Mr. Vajpayee's government also attempted to rewrite history by painting a rosy picture of Hindu fanatics, one of whom (Nathuram Godse) murdered Mohandas Gandhi. The government initially removed the account of Gandhi's murder from new textbooks and reinserted it only after vehement protests. Further, Muslims, Christians and other minorities as well as foreigners were described as enemies in these texts.

On the economic front, the fruits of growth have not reached most Indian people but have been restricted to a select few.

Although the incoming government will have to prove itself, the removal of Mr. Vajpayee's government is good for modern India.


Cleveland Heights, Ohio


Sonia Gandhi has given various reasons for rejecting the prime ministership of India [front page, May 19], but the Indian press, notably the Pioneer, reported that President Abdul Kalam, constitutional head of the state, raised some constitutional and legal issues about her eligibility and advised her that he was constitutionally required to examine the issues.

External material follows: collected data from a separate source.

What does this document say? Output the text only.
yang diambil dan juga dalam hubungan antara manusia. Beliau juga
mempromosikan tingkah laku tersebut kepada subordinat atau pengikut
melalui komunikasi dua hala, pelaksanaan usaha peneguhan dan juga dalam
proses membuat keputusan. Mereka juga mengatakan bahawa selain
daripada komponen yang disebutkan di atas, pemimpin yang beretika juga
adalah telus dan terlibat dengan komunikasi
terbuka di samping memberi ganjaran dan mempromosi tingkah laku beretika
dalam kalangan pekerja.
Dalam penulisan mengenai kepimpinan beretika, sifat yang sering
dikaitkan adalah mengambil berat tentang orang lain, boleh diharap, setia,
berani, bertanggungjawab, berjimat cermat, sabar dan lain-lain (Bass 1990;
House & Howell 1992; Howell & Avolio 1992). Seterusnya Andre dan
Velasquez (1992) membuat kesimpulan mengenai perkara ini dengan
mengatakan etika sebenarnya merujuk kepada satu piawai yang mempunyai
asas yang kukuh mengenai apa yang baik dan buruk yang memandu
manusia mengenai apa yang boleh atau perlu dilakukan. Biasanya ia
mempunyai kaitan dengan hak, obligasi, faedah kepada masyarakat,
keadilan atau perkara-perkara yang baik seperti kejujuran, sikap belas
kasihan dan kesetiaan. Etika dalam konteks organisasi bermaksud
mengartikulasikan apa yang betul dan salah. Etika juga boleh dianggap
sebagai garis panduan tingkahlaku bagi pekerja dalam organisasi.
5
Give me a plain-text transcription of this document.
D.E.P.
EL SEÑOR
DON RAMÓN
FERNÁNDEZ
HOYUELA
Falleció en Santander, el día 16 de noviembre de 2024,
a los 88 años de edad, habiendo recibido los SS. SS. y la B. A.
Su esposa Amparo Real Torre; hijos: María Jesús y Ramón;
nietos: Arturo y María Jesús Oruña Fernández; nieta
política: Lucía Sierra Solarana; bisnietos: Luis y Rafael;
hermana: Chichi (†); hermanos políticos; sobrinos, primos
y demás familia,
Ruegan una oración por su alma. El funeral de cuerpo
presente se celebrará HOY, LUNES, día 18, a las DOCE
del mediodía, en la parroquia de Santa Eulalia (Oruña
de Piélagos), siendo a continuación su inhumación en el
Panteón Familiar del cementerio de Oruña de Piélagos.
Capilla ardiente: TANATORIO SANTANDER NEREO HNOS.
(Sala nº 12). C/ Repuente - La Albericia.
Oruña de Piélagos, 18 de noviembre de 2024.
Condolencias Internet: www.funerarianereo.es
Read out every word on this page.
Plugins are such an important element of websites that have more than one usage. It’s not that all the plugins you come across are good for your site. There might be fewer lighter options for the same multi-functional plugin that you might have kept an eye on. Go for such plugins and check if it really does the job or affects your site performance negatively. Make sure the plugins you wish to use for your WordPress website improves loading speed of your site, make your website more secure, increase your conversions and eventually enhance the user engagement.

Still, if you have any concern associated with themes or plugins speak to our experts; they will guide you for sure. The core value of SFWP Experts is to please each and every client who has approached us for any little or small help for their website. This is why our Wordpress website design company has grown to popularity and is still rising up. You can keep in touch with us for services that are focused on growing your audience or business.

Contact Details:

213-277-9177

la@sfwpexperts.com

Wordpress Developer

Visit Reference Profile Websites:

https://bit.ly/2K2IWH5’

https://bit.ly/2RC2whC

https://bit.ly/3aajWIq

Mrs. Gandhi's inheritance of property in Italy, which would make her subject to Italian laws, could have been interpreted as "adherence to a foreign state," which would have made her ineligible for high office, according to Article 102 of the Indian Constitution.

The Citizenship Act of 1955, under which Mrs. Gandhi was granted Indian citizenship in 1984, also stipulates "reciprocity" with the country of origin. Under this law, the rights and privileges granted to a naturalized citizen depend on what rights and privileges an Indian taking citizenship in that country is entitled to. In Mrs. Gandhi's case, the reciprocity test would have been whether an Indian taking citizenship in Italy would be allowed to run for the Italian parliament and to become prime minister.

Mrs. Gandhi wisely declined to subject the country and herself to this scrutiny.